Aku masuk lagi, kemudian bilang ke para penumpang yang ada di mobil itu bahwa aku harus menolong seorang penjual kerupuk di depan sebuah mal.
Mobil itu melaju. Baru aku sadar ada 5 orang di dalamnya termasuk aku. Semua laki-laki. Semua merasa kukenal tapi, oh sial sekali hidupku kali ini, aku benar-benar tidak bisa mengingat nama mereka.
"Apa yang paling kamu takutkan di hidupmu?" tanya laki-laki yang sedang menyetir. Dia melihatku dari spion. Persis seperti adegan di film-film.

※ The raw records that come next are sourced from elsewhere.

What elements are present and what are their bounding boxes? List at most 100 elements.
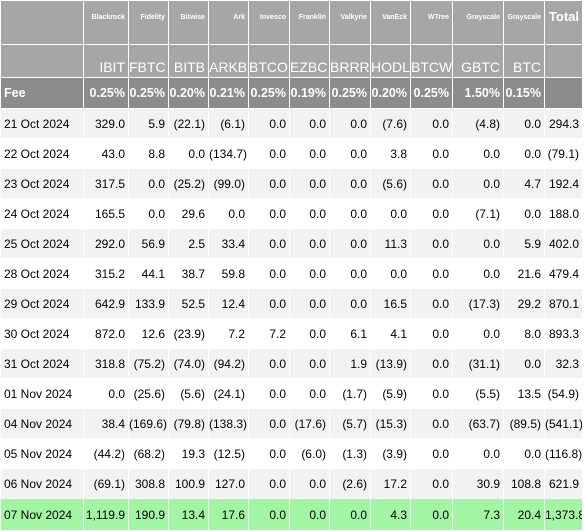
flow-cell: (25.2) [168, 168, 209, 199]
ticker-header-row: IBIT FBTC BITB ARKB BTCO EZBC BRRR HODL BTCW GBTC… [0, 44, 583, 78]
flow-cell: 17.2 [370, 468, 411, 499]
flow-cell: 1.9 [329, 348, 371, 379]
flow-cell: (31.1) [452, 348, 504, 379]
flow-cell: 5.9 [128, 108, 169, 139]
flow-cell: 0.0 [248, 348, 290, 379]
flow-cell: 0.0 [329, 198, 371, 229]
flow-cell: 0.0 [410, 438, 453, 469]
flow-cell: (15.3) [370, 408, 411, 439]
flow-cell: 0.0 [329, 288, 371, 319]
flow-cell: 11.3 [370, 228, 411, 259]
flow-cell: (22.1) [168, 108, 209, 139]
flow-cell: 0.0 [410, 468, 453, 499]
flow-cell: (3.9) [370, 438, 411, 469]
issuer-header: Fidelity [128, 0, 169, 45]
issuer-header: Bitwise [168, 0, 209, 45]
flow-cell: 0.0 [329, 168, 371, 199]
fee-cell: 0.25% [329, 77, 371, 109]
flow-cell: 133.9 [128, 288, 169, 319]
table-row: 01 Nov 2024 0.0 (25.6) (5.6) (24.1) 0.0 0.0 (1.… [0, 378, 583, 409]
flow-cell: 329.0 [83, 108, 129, 139]
flow-cell: 872.0 [83, 318, 129, 349]
total-cell: 192.4 [544, 168, 583, 199]
total-cell: 621.9 [544, 468, 583, 499]
date-cell: 07 Nov 2024 [0, 498, 84, 531]
flow-cell: 0.0 [248, 378, 290, 409]
date-cell: 30 Oct 2024 [0, 318, 84, 349]
flow-cell: 33.4 [208, 228, 249, 259]
flow-cell: 0.0 [248, 408, 290, 439]
flow-cell: 0.0 [410, 318, 453, 349]
table-body: 21 Oct 2024 329.0 5.9 (22.1) (6.1) 0.0 0.0 0.0(… [0, 108, 583, 531]
table-row: 31 Oct 2024 318.8 (75.2) (74.0) (94.2) 0.0 0.0… [0, 348, 583, 379]
flow-cell: 0.0 [329, 138, 371, 169]
flow-cell: 0.0 [410, 138, 453, 169]
ticker-header: FBTC [128, 44, 169, 78]
ticker-header: EZBC [289, 44, 330, 78]
flow-cell: 0.0 [410, 168, 453, 199]
flow-cell: 0.0 [289, 468, 330, 499]
flow-cell: (5.6) [370, 168, 411, 199]
flow-cell: 20.4 [503, 498, 545, 531]
issuer-header: Ark [208, 0, 249, 45]
flow-cell: (138.3) [208, 408, 249, 439]
date-cell: 23 Oct 2024 [0, 168, 84, 199]
fee-cell: 0.20% [168, 77, 209, 109]
flow-cell: (7.6) [370, 108, 411, 139]
flow-cell: 13.5 [503, 378, 545, 409]
flow-cell: 0.0 [289, 318, 330, 349]
flow-cell: (63.7) [452, 408, 504, 439]
flow-cell: 5.9 [503, 228, 545, 259]
fee-cell: 0.21% [208, 77, 249, 109]
total-cell: 893.3 [544, 318, 583, 349]
ticker-header: BTCW [410, 44, 453, 78]
flow-cell: 0.0 [248, 228, 290, 259]
flow-cell: (12.5) [208, 438, 249, 469]
flow-cell: 0.0 [410, 498, 453, 531]
date-cell: 29 Oct 2024 [0, 288, 84, 319]
flow-cell: (75.2) [128, 348, 169, 379]
flow-cell: 0.0 [503, 348, 545, 379]
date-cell: 01 Nov 2024 [0, 378, 84, 409]
flow-cell: (99.0) [208, 168, 249, 199]
flow-cell: (13.9) [370, 348, 411, 379]
flow-cell: 0.0 [208, 198, 249, 229]
flow-cell: 3.8 [370, 138, 411, 169]
flow-cell: 0.0 [289, 198, 330, 229]
flow-cell: (17.6) [289, 408, 330, 439]
flow-cell: (5.9) [370, 378, 411, 409]
flow-cell: (1.7) [329, 378, 371, 409]
total-cell: (541.1) [544, 408, 583, 439]
flow-cell: 165.5 [83, 198, 129, 229]
flow-cell: 0.0 [248, 138, 290, 169]
total-cell: 32.3 [544, 348, 583, 379]
issuer-header-row: Blackrock Fidelity Bitwise Ark Invesco Frankl… [0, 0, 583, 45]
ticker-header: BRRR [329, 44, 371, 78]
flow-cell: 0.0 [248, 498, 290, 531]
date-cell: 28 Oct 2024 [0, 258, 84, 289]
flow-cell: 0.0 [410, 348, 453, 379]
flow-cell: 0.0 [452, 138, 504, 169]
table-row: 24 Oct 2024 165.5 0.0 29.6 0.0 0.0 0.0 0.0 0.0 0.… [0, 198, 583, 229]
total-header: Total [544, 0, 583, 45]
flow-cell: 4.7 [503, 168, 545, 199]
table-row: 29 Oct 2024 642.9 133.9 52.5 12.4 0.0 0.0 0.0 16… [0, 288, 583, 319]
flow-cell: 0.0 [289, 168, 330, 199]
total-cell: (54.9) [544, 378, 583, 409]
flow-cell: 0.0 [410, 198, 453, 229]
flow-cell: (79.8) [168, 408, 209, 439]
flow-cell: 0.0 [410, 108, 453, 139]
flow-cell: 16.5 [370, 288, 411, 319]
flow-cell: 308.8 [128, 468, 169, 499]
flow-cell: 19.3 [168, 438, 209, 469]
flow-cell: 13.4 [168, 498, 209, 531]
flow-cell: 292.0 [83, 228, 129, 259]
flow-cell: (5.5) [452, 378, 504, 409]
flow-cell: 59.8 [208, 258, 249, 289]
total-cell: 1,373.8 [544, 498, 583, 531]
ticker-header: BTC [503, 44, 545, 78]
ticker-header: GBTC [452, 44, 504, 78]
flow-cell: 0.0 [248, 168, 290, 199]
date-cell: 04 Nov 2024 [0, 408, 84, 439]
flow-cell: 0.0 [329, 258, 371, 289]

"Rusaknya ingatanku," jawabku mantap. "Eh, rusaknya otakku." Aku mencoba memperbaiki dengan nada yang tetap mantap.
Tapi kemudian aku teringat bahwa sekian menit atau jam yang lalu, aku masih orang yang menggigil takut akan kematian. Jadi yang benar yang mana?
Mobil berhenti. Aku menghambur keluar mencari tukang kerupuk. Orang yang kucari ketemu. Dia tersenyum, sambil seperti berseru: Aku tahu kamu akan datang.
Kami bicara. Aku memberikan tasku kepadanya. Tas? Sejak kapan tas itu bersamaku? Apa isinya?
Tapi aku tak sempat meneruskan beberapa pertanyaan yang tiba-tiba mencegat kepalaku. Aku harus memberikan tas yang bangsat betul, aku tak tahu sejak kapan membawanya, apalai tahu apa isinya.
Lalu aku diberi kerupuk 10 plastik. Segera aku menyambar dan masuk lagi ke dalam mobil sedan putih itu. Aku bagi-bagikan ke mereka kerupuk-kerupuk itu dan mereka girang sekali. Busyet, kenapa ada segerombolan laki-laki perlente di dalam sebuah sedan putih mewah, dan mereka kegirangan hanya karena kerupuk?
Mobil melaju.
"Hei, kamu tahu apa yang sedang terjadi padamu?" tanya laki-laki di sebelah sopir sambil melepas kacamatanya dan memandangku dari spion. Persis seperti adegan dalam film.
Aku tidak tahu apa maksud pertanyaannya. Aku lelah menafsir dan bertanya. Aku sadar akan segera berganti cerita.
"Beberapa orang akan mengalami ini dua tahun menjelang umur 40 tahun," ucapnya sambil menggigit kerupuk hingga kerowak besar.
Persis usai itu, nafasku seperti ringan. Ringan sekali. Aku seperti mendengar suara nafasku sendiri yang lembut dan panjang.
Lembut, panjang, dan ringan...
Lalu aku seperti terbang. Kemudian merasa ada sesuatu yang kokoh meletakkan diriku kembali di kamar. Tepat di saat itu azan Subuh bergema.
Aku tidak bermimpi. Tapi aku tidak yakin semua itu benar-benar terjadi.